There are things you do that you think are healthy, but are actually not. From constantly saying no to calories to over exercising, your good intentions may actually be sabotaging your health. It's thus important to be aware of which habits, diets, and activities are actually helpful to your well-being and which are disruptive. To get you with the program, here are a few things that you have probably been at for a while, but are actually doing you more damage than good.
Sitting for long periods
It only takes something as simple as sitting for hours to disrupt your health. Studies have already proven that prolonged sitting slows down metabolism, which snowballs to inefficient sugar regulation and slow fat breakdown. According to NHS, this habit can increase the risks of diabetes to 112 percent and cardiovascular diseases to 147 percent.
The best way to keep healthy is to be conscious about how long have you been in your seat. If you've been on it for two to three hours, get up and walk around, or follow these six ways you can sneak in exercise at work.
Working late at night
Unless you're a night owl and your body is wired to be most active at night, booking for odd work hours may be bad for you. BBC reports that working the night shift may cause you to develop sleeping disorders. Moreover, it may also raise your blood pressure levels and mess up your melatonin production.
Using screened devices before going to bed
This is a common habit that needs to be broken as according to TIME, using your smartphone or your tablet before turning in can actually make you feel hungover the following day. These devices keep your body from relaxing, plus the blue light that they emanate causes the body's melatonin levels to fluctuate, making you even more unable to get proper shut-eye.
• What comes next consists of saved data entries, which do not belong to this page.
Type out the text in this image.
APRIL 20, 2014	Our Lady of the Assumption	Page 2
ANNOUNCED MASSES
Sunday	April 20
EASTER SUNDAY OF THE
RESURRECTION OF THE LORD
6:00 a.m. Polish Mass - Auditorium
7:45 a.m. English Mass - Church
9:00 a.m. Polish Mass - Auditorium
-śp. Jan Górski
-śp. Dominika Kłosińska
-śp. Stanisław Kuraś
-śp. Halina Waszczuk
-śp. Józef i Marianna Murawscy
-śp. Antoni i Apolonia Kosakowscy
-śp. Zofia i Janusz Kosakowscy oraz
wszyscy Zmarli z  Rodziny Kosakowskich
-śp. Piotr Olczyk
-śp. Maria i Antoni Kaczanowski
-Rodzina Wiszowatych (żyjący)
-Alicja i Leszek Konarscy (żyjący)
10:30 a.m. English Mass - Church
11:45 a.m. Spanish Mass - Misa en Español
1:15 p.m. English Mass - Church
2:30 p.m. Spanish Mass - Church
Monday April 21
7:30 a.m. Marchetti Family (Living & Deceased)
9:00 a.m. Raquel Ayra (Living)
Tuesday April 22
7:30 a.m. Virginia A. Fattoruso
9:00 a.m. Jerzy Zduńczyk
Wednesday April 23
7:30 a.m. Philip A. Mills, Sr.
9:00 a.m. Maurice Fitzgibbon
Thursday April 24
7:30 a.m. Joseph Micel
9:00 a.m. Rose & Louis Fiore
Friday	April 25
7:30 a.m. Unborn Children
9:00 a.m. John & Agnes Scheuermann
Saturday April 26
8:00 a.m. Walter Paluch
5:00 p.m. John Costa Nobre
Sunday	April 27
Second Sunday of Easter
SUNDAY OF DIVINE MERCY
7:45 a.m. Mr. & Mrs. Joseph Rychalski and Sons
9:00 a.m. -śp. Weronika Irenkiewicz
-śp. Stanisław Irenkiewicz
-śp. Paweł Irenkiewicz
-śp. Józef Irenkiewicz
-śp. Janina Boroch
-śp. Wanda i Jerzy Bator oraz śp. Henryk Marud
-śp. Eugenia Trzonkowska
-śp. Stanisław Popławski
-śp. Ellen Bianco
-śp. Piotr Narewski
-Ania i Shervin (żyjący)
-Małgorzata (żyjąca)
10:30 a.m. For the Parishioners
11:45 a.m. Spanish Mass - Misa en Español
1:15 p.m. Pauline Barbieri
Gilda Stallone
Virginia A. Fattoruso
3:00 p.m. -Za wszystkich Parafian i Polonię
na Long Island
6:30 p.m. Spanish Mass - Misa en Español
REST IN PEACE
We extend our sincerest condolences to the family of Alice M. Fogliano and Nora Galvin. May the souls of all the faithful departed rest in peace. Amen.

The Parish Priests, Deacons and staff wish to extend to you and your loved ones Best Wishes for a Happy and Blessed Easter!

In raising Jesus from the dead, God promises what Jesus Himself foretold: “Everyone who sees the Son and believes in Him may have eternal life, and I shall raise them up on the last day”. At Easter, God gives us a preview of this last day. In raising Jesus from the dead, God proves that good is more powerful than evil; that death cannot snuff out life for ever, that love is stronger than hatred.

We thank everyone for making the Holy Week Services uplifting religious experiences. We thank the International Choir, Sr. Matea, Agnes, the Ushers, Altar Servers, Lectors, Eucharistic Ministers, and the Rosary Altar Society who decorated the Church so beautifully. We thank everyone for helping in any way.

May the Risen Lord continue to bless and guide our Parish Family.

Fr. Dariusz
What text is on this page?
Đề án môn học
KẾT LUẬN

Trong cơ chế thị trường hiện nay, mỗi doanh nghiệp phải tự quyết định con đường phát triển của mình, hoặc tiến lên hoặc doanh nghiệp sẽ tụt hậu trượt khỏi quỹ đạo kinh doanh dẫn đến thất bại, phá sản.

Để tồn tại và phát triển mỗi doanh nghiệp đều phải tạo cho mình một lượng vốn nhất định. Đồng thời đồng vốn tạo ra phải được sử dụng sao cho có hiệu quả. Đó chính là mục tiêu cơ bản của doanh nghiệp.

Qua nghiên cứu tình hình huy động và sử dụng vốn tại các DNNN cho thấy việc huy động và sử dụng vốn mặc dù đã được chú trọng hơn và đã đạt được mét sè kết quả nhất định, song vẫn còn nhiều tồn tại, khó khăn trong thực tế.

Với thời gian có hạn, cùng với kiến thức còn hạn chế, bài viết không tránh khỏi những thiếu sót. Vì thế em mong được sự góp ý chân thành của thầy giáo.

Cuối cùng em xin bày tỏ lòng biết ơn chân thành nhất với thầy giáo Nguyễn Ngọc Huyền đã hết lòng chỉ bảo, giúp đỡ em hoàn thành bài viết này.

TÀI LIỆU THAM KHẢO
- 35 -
Everybody takes breakfast for granted, but there's a real scientific reason why it's called the most important meal of the day. Not only does skipping breakfast actually make you gain more weight, but it can also trigger an assortment of health issues, including cardiovascular problems. Forbes reports that those who do not eat well at the start of the day are 27 percent more likely to experience a heart attack.
Eating way too few calories
Calorie counters, watch out. You may be dieting your way to becoming obese. According to Everyday Health, depriving yourself of too much calories may actually cause you to binge, and may even stall your metabolism in the long run. Make sure to consume at least 1,200 calories a day in order to stay healthy.
Running too many marathons too often
Running has become the past time of many people, and it's one of the best kinds of exercise that the body can get. However, running long distances with only short breaks in between may be sabotaging your health. A study featured on The Telegraph cautions fitness fanatics against constantly running, as doing so may over exert the heart, thicken its walls, cause scars, and potentially lead to dangerous rhythm problems. Experts recommend giving the body enough time to recuperate before signing up for the next fun run.